En otra ocasión causé una gran expectación cuando me subí a lo más alto de un enorme nogal y luego no podía bajarme. Se hizo un corro de gente en el nogal y tuvieron que subir a por mí, imaginaos la zurra que recibí.

Mi padre les puso a mis hermanos un maestro rural para que les enseñase a leer y escribir. Le decían “conejo con tomate” por cuánto le gustaba ese plato. En aquella época la enseñanza estaba muy mal pagada y estos maestros iban de cortijo en cortijo enseñando lo que sabían a cambio de comida y unas monedas. Mi padre se negó a que nos dieran clases a las niñas porque decía que lo que teníamos que hacer es aprender a cocinar y las tareas de la casa. No se lo reprocho, era la mentalidad de la época, pero yo me escondía cuando venía el maestro y escuchaba lo que enseñaba, después copiaba los cuadernos de mis hermanos y gracias a eso conseguí a aprender a leer y a escribir.

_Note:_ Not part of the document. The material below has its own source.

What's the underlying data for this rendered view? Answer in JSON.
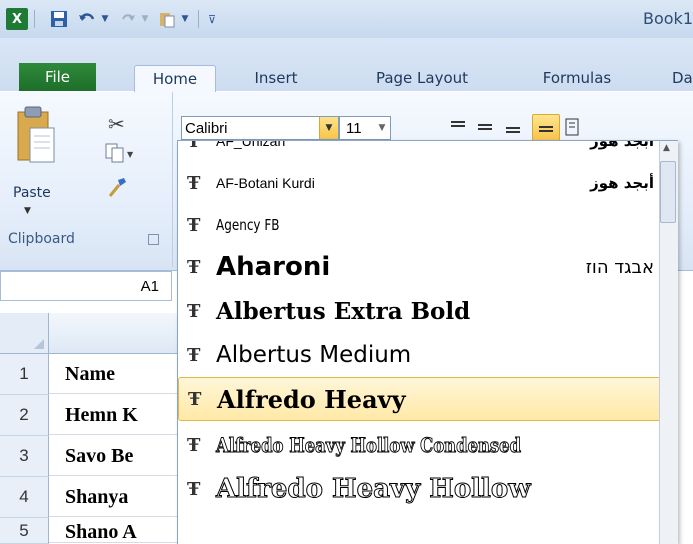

Mi padre tenía muchas colmenas de miel en la sierra y todos los años le donaba la cera a San Isidro, pues, aunque no tenía muy buenas relaciones con la iglesia creía en Dios y en los Santos.

Mis hermanas lavaban la ropa de 14 personas en el río, toda la ropa se confeccionaba en casa, una costurera venía todas las semanas 4 días y mi hermana María se ponía con ella.

Mi madre se traía las telas de la tienda de Rafael del Pino y mi padre se las pagaba cuando recogía la cosecha, cuando terminó la guerra fue a pagarle lo que le debía y Rafael le dijo que fue el único que le pagó sus deudas.

Las sillas, muebles y enseres las arreglaban gentes que se llamaban lateros y que pasaban por todos los cortijos haciendo esas cosas.

Yo pensaba que en el mar sólo había boquerones y almejas, que era lo que llegaba a mi casa. La ternera no la conocíamos solo la carne de toro, cuando había corridas mi madre compraba varios kilos y la ponía mechada.